Something like this deepening was vouchsafed to me as a child through pictures, books that were read to me and that I read, poetry my grandfather recited from memory, music, movies, buildings and the language of great public orators like FDR, Churchill, JFK, Congresswoman Barbara Jordan and Senator Everett Dirksen.

Not long ago I attended a dedication service in one of Charlotte’s spotless new Protestant church sanctuaries.  As I settled into my pew, I wondered how much soul-deepening is being conveyed to parishioners by this building and its contents.  The design of the structure is an apt expression of H. Richard Niebuhr’s Christ of culture paradigm.  It is a shiny, high-tech, pre-fab, industrially manufactured facility.  It was planned for American suburbanites and their idea of what a place to worship should be.  Although the pastor spoke about the holy that day, and referred to the interior space as set apart for an experience of the numinous, I did not sense anything of the sort. God seemed not to be home. As I tried to identify what exactly was awry, two things came to mind:  the omnipresence of factory-manufactured metallic fixtures and electronic conveniences of every kind, and the relative absence of natural woods and fibers. 

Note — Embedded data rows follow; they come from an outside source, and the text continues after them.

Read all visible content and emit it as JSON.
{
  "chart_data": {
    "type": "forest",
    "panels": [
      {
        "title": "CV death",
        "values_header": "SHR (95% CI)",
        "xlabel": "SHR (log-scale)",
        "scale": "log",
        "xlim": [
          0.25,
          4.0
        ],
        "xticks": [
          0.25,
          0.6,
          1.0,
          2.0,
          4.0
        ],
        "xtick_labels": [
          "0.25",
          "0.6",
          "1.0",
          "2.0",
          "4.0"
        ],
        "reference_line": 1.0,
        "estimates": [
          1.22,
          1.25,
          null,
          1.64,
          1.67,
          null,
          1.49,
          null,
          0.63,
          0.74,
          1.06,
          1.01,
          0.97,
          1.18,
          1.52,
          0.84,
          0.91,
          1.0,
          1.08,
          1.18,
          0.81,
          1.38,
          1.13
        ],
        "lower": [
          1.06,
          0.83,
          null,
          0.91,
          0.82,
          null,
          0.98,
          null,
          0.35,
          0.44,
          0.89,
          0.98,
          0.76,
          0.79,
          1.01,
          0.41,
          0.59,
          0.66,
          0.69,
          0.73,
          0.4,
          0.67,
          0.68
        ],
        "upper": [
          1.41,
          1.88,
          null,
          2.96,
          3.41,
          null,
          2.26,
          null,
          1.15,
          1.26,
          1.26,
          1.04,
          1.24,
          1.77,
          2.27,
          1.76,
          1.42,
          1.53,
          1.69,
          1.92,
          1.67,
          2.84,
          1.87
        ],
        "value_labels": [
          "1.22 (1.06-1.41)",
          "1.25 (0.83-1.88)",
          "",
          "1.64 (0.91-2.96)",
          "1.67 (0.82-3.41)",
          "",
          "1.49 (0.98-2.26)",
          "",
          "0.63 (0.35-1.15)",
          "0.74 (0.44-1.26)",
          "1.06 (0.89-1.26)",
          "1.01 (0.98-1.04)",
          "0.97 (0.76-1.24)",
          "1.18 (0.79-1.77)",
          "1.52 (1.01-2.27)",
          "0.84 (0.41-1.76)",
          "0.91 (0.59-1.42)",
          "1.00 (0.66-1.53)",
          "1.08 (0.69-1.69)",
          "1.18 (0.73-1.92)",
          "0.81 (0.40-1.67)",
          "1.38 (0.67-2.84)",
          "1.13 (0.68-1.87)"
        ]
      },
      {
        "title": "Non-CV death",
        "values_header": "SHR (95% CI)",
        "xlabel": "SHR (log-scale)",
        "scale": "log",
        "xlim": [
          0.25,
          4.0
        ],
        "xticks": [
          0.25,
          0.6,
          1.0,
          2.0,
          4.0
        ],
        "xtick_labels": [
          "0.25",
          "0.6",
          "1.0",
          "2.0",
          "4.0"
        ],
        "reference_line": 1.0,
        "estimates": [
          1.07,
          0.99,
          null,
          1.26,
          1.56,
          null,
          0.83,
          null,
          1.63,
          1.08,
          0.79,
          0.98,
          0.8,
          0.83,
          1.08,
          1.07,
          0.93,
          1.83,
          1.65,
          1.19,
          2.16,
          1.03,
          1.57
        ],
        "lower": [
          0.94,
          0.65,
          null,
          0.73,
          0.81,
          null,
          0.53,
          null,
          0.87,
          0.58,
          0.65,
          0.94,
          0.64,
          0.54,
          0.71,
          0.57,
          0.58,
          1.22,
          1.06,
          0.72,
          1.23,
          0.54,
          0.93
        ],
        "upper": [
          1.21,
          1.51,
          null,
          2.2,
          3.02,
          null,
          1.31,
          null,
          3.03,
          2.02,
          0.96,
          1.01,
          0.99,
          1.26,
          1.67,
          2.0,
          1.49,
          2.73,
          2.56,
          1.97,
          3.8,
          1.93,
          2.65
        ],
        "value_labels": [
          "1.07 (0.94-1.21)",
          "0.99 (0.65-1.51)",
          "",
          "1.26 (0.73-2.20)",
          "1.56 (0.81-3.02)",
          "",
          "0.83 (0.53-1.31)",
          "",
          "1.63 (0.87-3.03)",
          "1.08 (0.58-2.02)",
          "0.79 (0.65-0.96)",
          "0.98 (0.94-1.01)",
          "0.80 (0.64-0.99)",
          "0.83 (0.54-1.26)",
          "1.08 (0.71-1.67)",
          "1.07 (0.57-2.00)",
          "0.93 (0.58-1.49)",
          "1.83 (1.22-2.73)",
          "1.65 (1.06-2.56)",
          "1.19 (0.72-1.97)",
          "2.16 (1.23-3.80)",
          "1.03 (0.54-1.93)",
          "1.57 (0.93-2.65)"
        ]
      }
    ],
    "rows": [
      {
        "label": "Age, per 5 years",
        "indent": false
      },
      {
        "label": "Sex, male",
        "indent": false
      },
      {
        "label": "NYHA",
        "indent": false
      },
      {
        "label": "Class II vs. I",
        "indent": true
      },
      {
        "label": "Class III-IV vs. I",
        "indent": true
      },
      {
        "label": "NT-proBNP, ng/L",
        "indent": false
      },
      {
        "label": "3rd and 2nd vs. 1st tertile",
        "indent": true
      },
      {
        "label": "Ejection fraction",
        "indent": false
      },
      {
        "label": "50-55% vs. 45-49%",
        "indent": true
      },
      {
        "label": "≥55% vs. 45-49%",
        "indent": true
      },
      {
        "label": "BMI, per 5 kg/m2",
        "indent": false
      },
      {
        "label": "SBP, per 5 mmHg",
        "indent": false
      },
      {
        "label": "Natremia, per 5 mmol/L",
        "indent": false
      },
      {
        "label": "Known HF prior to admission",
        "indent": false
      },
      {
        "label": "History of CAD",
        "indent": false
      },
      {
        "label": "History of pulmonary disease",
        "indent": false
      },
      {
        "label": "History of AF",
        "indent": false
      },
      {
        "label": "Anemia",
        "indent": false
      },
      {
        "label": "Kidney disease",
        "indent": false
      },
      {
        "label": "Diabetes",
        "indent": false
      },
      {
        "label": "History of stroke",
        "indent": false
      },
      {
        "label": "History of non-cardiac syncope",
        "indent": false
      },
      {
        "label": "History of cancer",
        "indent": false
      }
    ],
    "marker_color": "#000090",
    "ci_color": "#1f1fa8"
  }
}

The processional cross, for example, was a factory-made, metallic Christus Rex.  Synthetic carpet throughout the room – it covered both the aisles and the floor under the pews and chairs – said these good people believe in practicality and economy – but, and this is important, not simplicity – above all. Both the pastor and the head usher cautioned worshippers against bringing substances into the space that might mar or stain. Praise bands featured well-amplified electronic instrumentation.  What was absent were natural materials, acoustic instrumentation, simplicity of appointment, silence experienced communally as preparation for being addressed by the transcendent through scripture and sacrament and the spirit of human kindness. These things might have invited a sense of the numinous, might have provided context for the possibility of such an experience. But they were absent. And I missed them.



Interior of Third Haven Friends Meeting House in Easton, Maryland, circa 1684.